Verena Trenkwalder, Vorsitzende des Fachsenats in der Kammer für Wirtschaftstreuhänder in Oberösterreich, beklagt in einem Interview mit dem Wirtschaftsblatt, dass die Reform unklar formuliert sei und dadurch Klein- und Mittelbetriebe besonders belaste: „Es wurde das Pferd von hinten aufgezäumt.“ Das Finanzministerium weist diese Kritik entschieden zurück. Nach eigenen Angaben habe es vor der Reform „kaum so einen eingehender Legistik-Prozess gegeben.“ „Wir haben intensiv mit den Vertretern der Wirtschaft zusammen gearbeitet“, heißt es offiziell. Das Landwirtschaftsministerium gibt an: „ Wir haben sicher unseren Beitrag geleistet, dass das für die Bauern so wenig Impact hat wie möglich.“ Wie dieser Beitrag aussieht, konnte allerdings nicht näher erläutert werde.
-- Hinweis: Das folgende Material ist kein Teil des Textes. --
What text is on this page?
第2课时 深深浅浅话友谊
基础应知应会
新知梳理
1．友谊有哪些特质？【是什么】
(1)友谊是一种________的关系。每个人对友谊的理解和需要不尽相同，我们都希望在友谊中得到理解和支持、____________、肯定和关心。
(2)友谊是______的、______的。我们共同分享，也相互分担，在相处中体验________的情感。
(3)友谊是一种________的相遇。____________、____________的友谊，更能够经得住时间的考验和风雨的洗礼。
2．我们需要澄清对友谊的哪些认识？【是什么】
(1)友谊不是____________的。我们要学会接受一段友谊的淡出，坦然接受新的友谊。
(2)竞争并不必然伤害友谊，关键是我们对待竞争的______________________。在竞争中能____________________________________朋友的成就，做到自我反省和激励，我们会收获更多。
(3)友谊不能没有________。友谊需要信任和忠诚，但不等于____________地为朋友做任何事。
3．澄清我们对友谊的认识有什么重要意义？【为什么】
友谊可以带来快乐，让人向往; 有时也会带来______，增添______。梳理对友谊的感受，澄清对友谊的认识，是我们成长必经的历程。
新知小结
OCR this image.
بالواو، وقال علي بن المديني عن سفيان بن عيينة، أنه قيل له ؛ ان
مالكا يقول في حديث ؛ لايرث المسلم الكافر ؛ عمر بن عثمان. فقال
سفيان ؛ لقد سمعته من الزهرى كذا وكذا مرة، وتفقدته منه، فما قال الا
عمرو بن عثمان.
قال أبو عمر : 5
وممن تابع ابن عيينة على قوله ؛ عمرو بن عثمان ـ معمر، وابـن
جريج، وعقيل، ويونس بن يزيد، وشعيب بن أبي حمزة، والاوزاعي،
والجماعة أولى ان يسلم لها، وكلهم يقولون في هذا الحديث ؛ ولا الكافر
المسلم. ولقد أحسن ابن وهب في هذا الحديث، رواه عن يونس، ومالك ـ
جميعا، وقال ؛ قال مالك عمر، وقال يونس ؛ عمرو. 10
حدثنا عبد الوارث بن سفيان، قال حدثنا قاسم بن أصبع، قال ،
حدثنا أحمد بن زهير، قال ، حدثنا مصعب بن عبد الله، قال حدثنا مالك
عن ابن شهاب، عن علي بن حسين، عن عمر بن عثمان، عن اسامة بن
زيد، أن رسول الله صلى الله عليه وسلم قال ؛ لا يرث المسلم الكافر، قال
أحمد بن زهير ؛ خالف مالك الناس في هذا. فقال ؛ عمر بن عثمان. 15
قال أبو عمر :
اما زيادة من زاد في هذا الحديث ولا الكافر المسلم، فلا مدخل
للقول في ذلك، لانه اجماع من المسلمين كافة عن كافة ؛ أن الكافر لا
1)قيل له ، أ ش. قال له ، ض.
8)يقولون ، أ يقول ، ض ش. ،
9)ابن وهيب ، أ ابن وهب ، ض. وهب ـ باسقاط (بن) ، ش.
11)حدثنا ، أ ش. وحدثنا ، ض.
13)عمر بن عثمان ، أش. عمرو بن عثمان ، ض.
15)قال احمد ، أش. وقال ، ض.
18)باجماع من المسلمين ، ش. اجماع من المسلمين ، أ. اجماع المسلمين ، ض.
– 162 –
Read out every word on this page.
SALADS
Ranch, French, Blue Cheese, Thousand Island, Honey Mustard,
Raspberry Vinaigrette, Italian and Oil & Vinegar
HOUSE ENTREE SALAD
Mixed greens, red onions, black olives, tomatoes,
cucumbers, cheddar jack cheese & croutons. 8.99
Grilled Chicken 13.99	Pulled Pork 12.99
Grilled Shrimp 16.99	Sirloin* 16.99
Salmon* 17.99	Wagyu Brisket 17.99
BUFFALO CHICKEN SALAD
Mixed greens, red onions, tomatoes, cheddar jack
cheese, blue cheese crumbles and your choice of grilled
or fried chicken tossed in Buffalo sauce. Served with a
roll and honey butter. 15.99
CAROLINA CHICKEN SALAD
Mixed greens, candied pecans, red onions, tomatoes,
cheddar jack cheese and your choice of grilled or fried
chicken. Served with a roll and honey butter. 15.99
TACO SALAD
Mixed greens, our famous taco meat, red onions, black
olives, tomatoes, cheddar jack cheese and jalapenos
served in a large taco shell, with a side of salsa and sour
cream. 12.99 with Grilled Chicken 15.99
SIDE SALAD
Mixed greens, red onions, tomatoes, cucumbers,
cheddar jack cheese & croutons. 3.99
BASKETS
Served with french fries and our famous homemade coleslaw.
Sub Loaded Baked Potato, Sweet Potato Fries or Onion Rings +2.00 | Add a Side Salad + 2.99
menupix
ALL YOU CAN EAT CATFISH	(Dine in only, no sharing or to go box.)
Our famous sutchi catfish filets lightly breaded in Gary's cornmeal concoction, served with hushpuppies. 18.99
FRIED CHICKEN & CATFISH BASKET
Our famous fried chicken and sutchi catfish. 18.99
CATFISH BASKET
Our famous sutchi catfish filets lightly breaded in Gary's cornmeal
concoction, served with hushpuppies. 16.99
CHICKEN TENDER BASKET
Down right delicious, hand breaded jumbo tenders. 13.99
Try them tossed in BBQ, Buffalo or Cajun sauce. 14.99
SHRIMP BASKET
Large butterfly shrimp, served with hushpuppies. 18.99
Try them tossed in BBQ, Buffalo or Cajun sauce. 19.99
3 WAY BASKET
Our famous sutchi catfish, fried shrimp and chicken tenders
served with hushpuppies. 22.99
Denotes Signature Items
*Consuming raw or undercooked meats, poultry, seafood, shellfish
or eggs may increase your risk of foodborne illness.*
Im Allgemeinen scheint es als sei man sich noch nicht ganz über die real gerade aufgetretenen Probleme der Direktvermarkter und Vermarkterinnen klar. Um den Unternehmen Zeit zur Anpassung an die Veränderungen zu geben, ist das erste Quartal 2016 straffrei gestellt und in Ausnahmefällen das zweite Quartal auch. Bei Fragen und Beschwerden verweist das BMF auf seine Webseite.